49 hist, plot and boxplot

Written by Yena Joo and last updated on 7 October 2021.

49.1 Introduction

R has various functions to produce a wide range of graphics to visualize data. Visualizing data is the first step of any analysis, since it provides you the broad idea and distribution of data that helps you build your hypothesis, so it is important to know how to plot base graphs using R. With the basic functions that R provides, we can easily and quickly make different types of graphs within seconds.

In this lesson, you will learn how to:

  • create a histogram using hist() using various arguments.
  • other base graphing options such as scatterplots and boxplots.
  • export the created base graphs.

Prerequisite skills include:

  • Import dataset
  • materials from the previous modules
  • choosing the right variables to plot

Highlights:

49.2 Histogram: hist()

A histogram is a graph using bars of different heights, which shows the number of elements in each bin/category. It can also be called a frequency graph, where the y-axis is the frequency of the variable, and x is the range of the variable.

You can create a histogram using the hist() function.
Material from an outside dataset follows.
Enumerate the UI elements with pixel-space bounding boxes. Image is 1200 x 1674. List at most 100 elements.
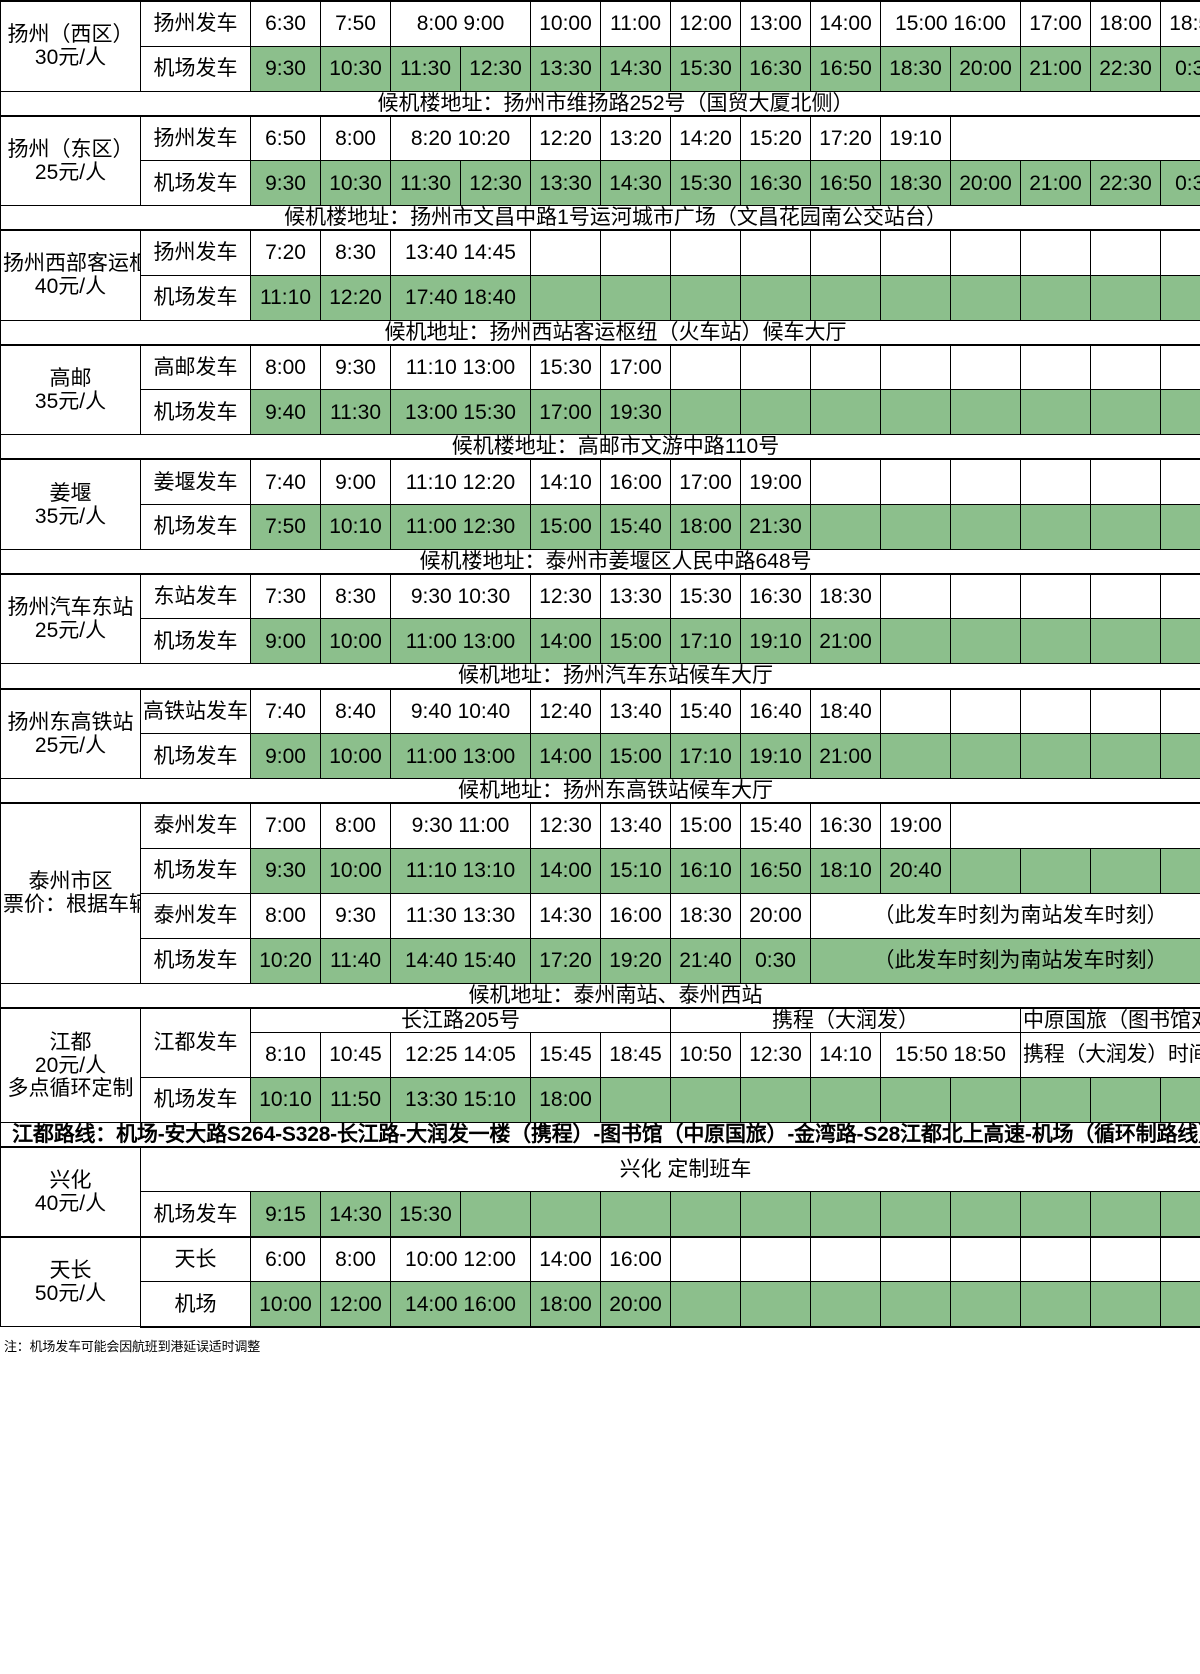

The function has many arguments to control things such as bin size, title, labels, colours, etc.

The function is composed of:

hist(x, breaks = "Sturges", freq = NULL, probability = !freq, include.lowest = TRUE, right = TRUE, density = NULL, angle = 45, col = NULL, border = NULL, main = paste("Histogram of" , xname), xlim = range(breaks), ylim = NULL, xlab = xname, ylab, axes = TRUE, plot = TRUE, labels = FALSE, nclass = NULL, warn.unused = TRUE, …)
  • x: a vector of values (ig. a column in a dataset).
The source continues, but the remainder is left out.